Mexico City is completely different to how I expected it to be, watching films like "Bordertown" and "Savages," in an attempt to scare myself, didn't exactly set the bar high... check out the pictures below from Centro Histórico (Zócalo.) The Turibús took us into the plaza where we initially saw the cathedral which was cool, but then we turned our heads to see the huge Mexican flag flying in the middle of the square and then the impressive buildings bordering the square with tinsel-like decorations covering them to mark the Mexican Independence day (16th September.) We were stunned, it was incredible! Check out the pictures below:
There are a couple of things that I have noticed about Mexico City so far. Number 1, the traffic. The traffic is insane, to do a 5 minute journey by car, you would have to allow yourself about 30 minutes. The traffic is at a standstill at all hours of the day until about midnight. To give you a better idea, it is so jammed that the Mexicans make the most of the opportunity to sell things in the middle of the motorway lanes. Additionally, you will hear car horns beeping from the moment it wakes you up in the morning.
Number 2, instead of the usual "what to do in case of a fire" signs that can be found in most hotels, in Mexico, they have "what to do in case of an earthquake." Each building has specific earthquake safe zones, usually next to pillars. They usually have one once a month apparently, and sometimes the tremors will go unnoticed.

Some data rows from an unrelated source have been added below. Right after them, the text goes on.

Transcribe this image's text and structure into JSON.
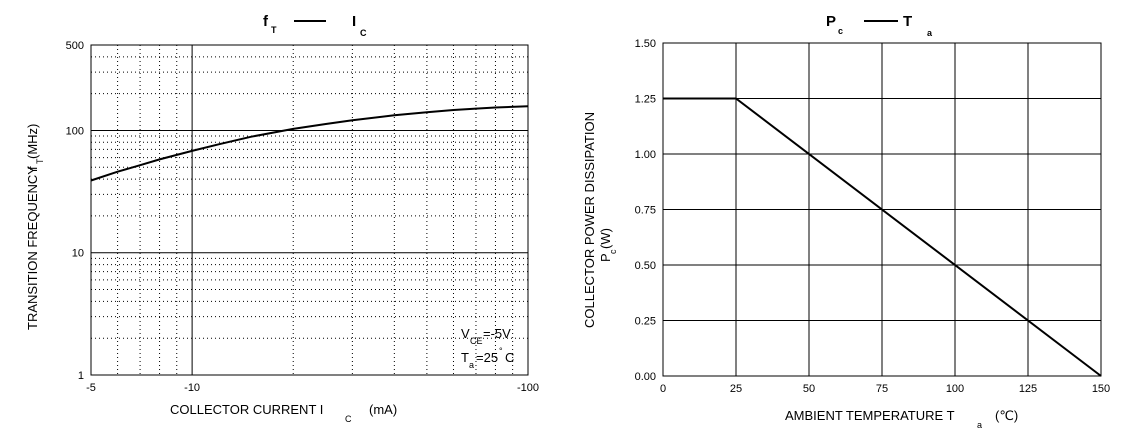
{
  "chart_data": [
    {
      "type": "line",
      "title": {
        "main": "f",
        "main_sub": "T",
        "dash": "—",
        "second": "I",
        "second_sub": "C"
      },
      "xlabel": {
        "text": "COLLECTOR CURRENT I",
        "sub": "C",
        "unit": "(mA)"
      },
      "ylabel": {
        "text": "TRANSITION FREQUENCY",
        "unit_main": "f",
        "unit_sub": "T",
        "unit_rest": "(MHz)"
      },
      "x_scale": "log",
      "y_scale": "log",
      "xlim": [
        -5,
        -100
      ],
      "ylim": [
        1,
        500
      ],
      "x_ticks": [
        {
          "value": -5,
          "label": "-5"
        },
        {
          "value": -10,
          "label": "-10"
        },
        {
          "value": -100,
          "label": "-100"
        }
      ],
      "y_ticks": [
        {
          "value": 1,
          "label": "1"
        },
        {
          "value": 10,
          "label": "10"
        },
        {
          "value": 100,
          "label": "100"
        },
        {
          "value": 500,
          "label": "500"
        }
      ],
      "grid": "dotted minor grid with solid major lines at 10 mA, 10 MHz and 100 MHz",
      "annotations": [
        {
          "main": "V",
          "sub": "CE",
          "rest": "=-5V"
        },
        {
          "main": "T",
          "sub": "a",
          "rest": "=25",
          "deg": "°",
          "unit": "C"
        }
      ],
      "series": [
        {
          "x": [
            -5,
            -6,
            -7,
            -8,
            -10,
            -12,
            -15,
            -20,
            -25,
            -30,
            -40,
            -50,
            -60,
            -70,
            -80,
            -100
          ],
          "y": [
            39,
            46,
            52,
            58,
            68,
            77,
            89,
            103,
            113,
            121,
            133,
            141,
            147,
            151,
            154,
            158
          ]
        }
      ]
    },
    {
      "type": "line",
      "title": {
        "main": "P",
        "main_sub": "c",
        "dash": "—",
        "second": "T",
        "second_sub": "a"
      },
      "xlabel": {
        "text": "AMBIENT TEMPERATURE T",
        "sub": "a",
        "unit": "(℃)"
      },
      "ylabel": {
        "text": "COLLECTOR POWER DISSIPATION",
        "unit_main": "P",
        "unit_sub": "c",
        "unit_rest": "(W)"
      },
      "xlim": [
        0,
        150
      ],
      "ylim": [
        0,
        1.5
      ],
      "x_ticks": [
        {
          "value": 0,
          "label": "0"
        },
        {
          "value": 25,
          "label": "25"
        },
        {
          "value": 50,
          "label": "50"
        },
        {
          "value": 75,
          "label": "75"
        },
        {
          "value": 100,
          "label": "100"
        },
        {
          "value": 125,
          "label": "125"
        },
        {
          "value": 150,
          "label": "150"
        }
      ],
      "y_ticks": [
        {
          "value": 0,
          "label": "0.00"
        },
        {
          "value": 0.25,
          "label": "0.25"
        },
        {
          "value": 0.5,
          "label": "0.50"
        },
        {
          "value": 0.75,
          "label": "0.75"
        },
        {
          "value": 1.0,
          "label": "1.00"
        },
        {
          "value": 1.25,
          "label": "1.25"
        },
        {
          "value": 1.5,
          "label": "1.50"
        }
      ],
      "grid": "solid grid",
      "series": [
        {
          "x": [
            0,
            25,
            150
          ],
          "y": [
            1.25,
            1.25,
            0
          ]
        }
      ]
    }
  ]
}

Number 3, there are Mexican flags everywhere. Flying from houses and buildings, its nice.
I decided to be brave at a restaurant for lunch and order enchiladas. Looked appealing, until I delved into the wrap to discover some horrible looking cheese which refused to melt. I won't post the pictures to this blog, but if you check out my facebook, you will be able to understand. Jodie ordered a salad as she wasn't feeling that hungry, and it was basically fat strips of cheese and ham with some lettuce. Bleurgh.
At night we hit the bar with some of the Anglo staff where we were, again, generously treated to a bottle of tequila and shown how to slam the shot glass on the table "with character." The Mexican tequila is much tastier than what I have tried before, maybe due to my bad tequila experience in Vegas, everybody has their bad experience with tequila story... 3 Mexican sized shots later we then ordered a long drink, I can't remember what its called now but, it was a shot of Tequila Tradicional with lemon (which is called lime in Mexico,) ice and salt coating the glass. Pretty strong, but gooooood.

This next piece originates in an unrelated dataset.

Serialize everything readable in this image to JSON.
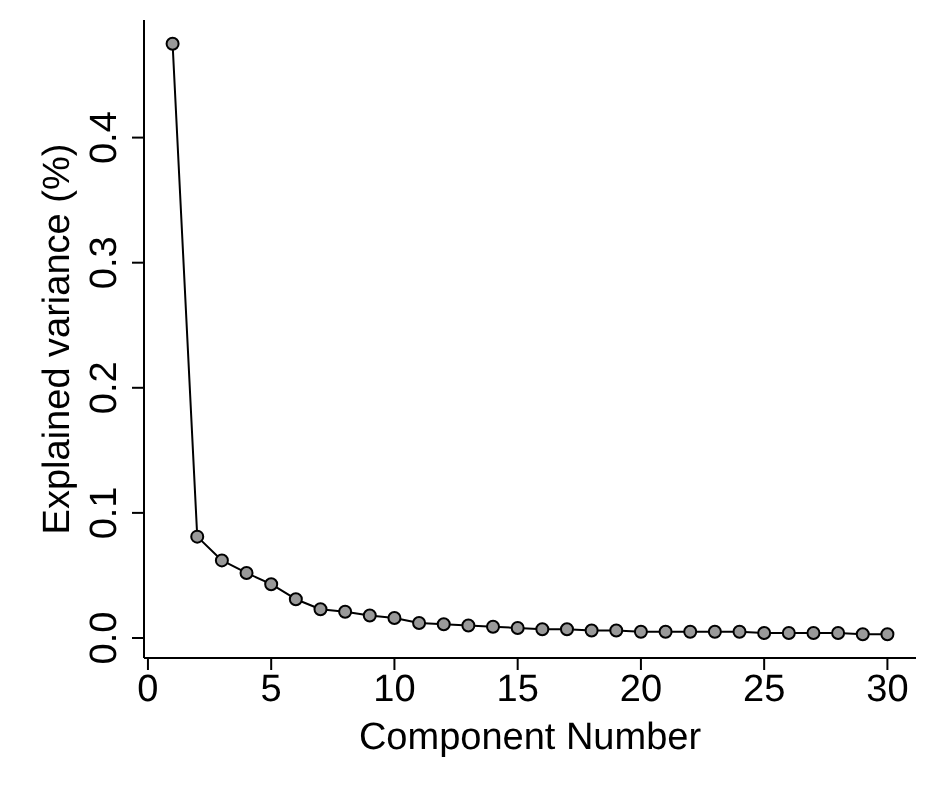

I'm writing this blog entry as I've come to the end of my great first visit to Mexico City, no doubt I will be back soon though! I've had a great time with some amazing people, who I barely knew before this trip, but will be visiting for sure throughout this year. 12 become 5 this morning, as those staying in Mexico City went their separate ways, and now I've just said goodbye to two more... which leaves 3 Southampton students left in Hotel Bristol before we get the taxi to the airport. Re-packing was a nightmare, definitely expecting to pay something for this luggage weight when I get to the airport.